Los Angeles music journalist and blogger Jeff Weiss says this brand of hip-hop isn’t something new.

“There is precedent for dudes like this — dudes like J-Zone, Open Mike Eagle, Prince Paul/Handsome Boy Modeling School,” he says. “As Immortal Technique has proven, white teenagers like nothing more than to allay their guilt by being told that they are the problem,” he says.

One of the paradoxes of Das Racist is that their overall style and persona is lost on hardcore hip-hop fans and they are distanced from the popularity of Lil’ Wayne and Jay-Z, though they have shared stage time with rappers like Snoop Dogg.

“Das Racist are uniquely aware of this paradox, they have read enough criticism to know how to subvert it. It’s not really fair, but it’s smart, and that’s sort of where they fall,” adds Weiss. He doesn’t consider the group to be a purely conscious rap act, either, and the group itself would probably agree. “The conscious rapper died the day that The Roots played with Jay-Z,” he says.

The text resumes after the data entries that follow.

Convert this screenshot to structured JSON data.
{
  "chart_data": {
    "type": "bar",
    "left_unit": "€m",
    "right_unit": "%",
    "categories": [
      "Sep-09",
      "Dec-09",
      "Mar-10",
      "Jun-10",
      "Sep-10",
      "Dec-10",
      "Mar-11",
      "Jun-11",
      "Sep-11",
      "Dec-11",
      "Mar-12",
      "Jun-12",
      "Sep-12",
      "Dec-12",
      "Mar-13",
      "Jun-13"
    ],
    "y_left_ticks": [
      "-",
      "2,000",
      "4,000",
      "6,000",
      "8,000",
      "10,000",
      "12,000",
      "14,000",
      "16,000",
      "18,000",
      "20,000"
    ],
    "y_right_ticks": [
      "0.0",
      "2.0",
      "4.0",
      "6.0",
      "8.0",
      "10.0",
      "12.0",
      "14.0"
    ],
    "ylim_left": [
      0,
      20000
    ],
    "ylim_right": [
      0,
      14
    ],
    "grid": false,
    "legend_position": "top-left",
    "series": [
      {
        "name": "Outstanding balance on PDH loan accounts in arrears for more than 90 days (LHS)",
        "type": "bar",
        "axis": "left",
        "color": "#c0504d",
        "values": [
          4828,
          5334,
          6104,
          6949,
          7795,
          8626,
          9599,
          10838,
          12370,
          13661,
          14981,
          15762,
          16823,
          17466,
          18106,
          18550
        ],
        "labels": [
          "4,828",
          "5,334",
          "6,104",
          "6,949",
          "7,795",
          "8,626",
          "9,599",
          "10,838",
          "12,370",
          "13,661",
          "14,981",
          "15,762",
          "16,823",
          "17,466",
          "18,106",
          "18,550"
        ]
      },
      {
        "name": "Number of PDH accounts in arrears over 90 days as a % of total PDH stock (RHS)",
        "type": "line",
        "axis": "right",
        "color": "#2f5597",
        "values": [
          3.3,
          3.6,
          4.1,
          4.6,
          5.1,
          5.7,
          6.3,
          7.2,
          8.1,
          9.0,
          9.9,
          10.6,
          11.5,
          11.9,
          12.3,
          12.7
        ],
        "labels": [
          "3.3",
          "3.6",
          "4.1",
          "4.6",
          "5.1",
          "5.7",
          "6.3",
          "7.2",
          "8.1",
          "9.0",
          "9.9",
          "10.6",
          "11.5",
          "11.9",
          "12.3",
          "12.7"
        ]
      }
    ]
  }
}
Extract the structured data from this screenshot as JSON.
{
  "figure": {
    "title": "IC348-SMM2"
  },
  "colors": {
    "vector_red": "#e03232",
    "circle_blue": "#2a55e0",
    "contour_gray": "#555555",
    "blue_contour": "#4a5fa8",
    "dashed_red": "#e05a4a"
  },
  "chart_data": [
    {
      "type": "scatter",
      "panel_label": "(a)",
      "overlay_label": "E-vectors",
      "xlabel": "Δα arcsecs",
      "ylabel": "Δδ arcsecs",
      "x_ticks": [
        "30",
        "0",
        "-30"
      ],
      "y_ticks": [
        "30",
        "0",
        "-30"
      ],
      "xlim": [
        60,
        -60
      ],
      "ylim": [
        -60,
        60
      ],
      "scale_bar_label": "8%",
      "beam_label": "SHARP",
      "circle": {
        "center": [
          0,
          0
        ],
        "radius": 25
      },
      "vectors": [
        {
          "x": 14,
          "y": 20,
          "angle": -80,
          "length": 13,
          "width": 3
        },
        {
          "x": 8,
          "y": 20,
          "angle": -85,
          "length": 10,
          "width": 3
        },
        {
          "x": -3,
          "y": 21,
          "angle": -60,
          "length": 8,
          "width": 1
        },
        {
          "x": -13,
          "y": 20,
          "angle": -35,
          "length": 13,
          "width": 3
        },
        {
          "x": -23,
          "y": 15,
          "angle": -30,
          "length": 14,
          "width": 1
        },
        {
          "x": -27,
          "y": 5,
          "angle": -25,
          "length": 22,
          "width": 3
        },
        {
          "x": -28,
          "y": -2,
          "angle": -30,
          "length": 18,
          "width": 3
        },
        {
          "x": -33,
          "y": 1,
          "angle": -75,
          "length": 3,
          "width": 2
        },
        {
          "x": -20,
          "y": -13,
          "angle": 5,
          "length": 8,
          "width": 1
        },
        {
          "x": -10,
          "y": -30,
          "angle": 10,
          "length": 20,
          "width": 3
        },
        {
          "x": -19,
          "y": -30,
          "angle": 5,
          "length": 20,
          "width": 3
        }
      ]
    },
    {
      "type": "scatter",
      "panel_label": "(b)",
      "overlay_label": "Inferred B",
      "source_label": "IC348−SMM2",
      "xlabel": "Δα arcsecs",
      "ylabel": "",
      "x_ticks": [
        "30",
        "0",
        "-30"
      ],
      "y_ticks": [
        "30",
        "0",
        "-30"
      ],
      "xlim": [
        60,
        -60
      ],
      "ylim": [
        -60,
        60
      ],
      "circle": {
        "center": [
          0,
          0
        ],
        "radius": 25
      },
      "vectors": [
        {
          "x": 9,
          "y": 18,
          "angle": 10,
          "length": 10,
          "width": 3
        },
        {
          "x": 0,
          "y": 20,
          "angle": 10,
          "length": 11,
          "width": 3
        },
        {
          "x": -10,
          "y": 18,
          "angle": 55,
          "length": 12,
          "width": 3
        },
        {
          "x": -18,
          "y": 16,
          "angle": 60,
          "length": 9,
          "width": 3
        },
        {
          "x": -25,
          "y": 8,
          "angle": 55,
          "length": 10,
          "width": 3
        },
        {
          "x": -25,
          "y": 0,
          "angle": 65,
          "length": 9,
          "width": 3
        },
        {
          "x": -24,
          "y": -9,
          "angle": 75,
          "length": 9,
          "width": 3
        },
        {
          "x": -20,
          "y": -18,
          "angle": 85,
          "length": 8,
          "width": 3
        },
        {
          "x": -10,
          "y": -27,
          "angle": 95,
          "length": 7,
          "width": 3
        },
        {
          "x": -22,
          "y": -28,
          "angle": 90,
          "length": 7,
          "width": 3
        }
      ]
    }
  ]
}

Whether conscious or not, the political nature of Das Racist isn’t lost on anyone, and neither are their fun rhymes and cult-like fan base. They sold out shows in New York City and are embarking on a nationwide tour to promote Relax. If their music does one thing, its getting people to talk about them, which in reality, is the goal of anyone spitting into a microphone.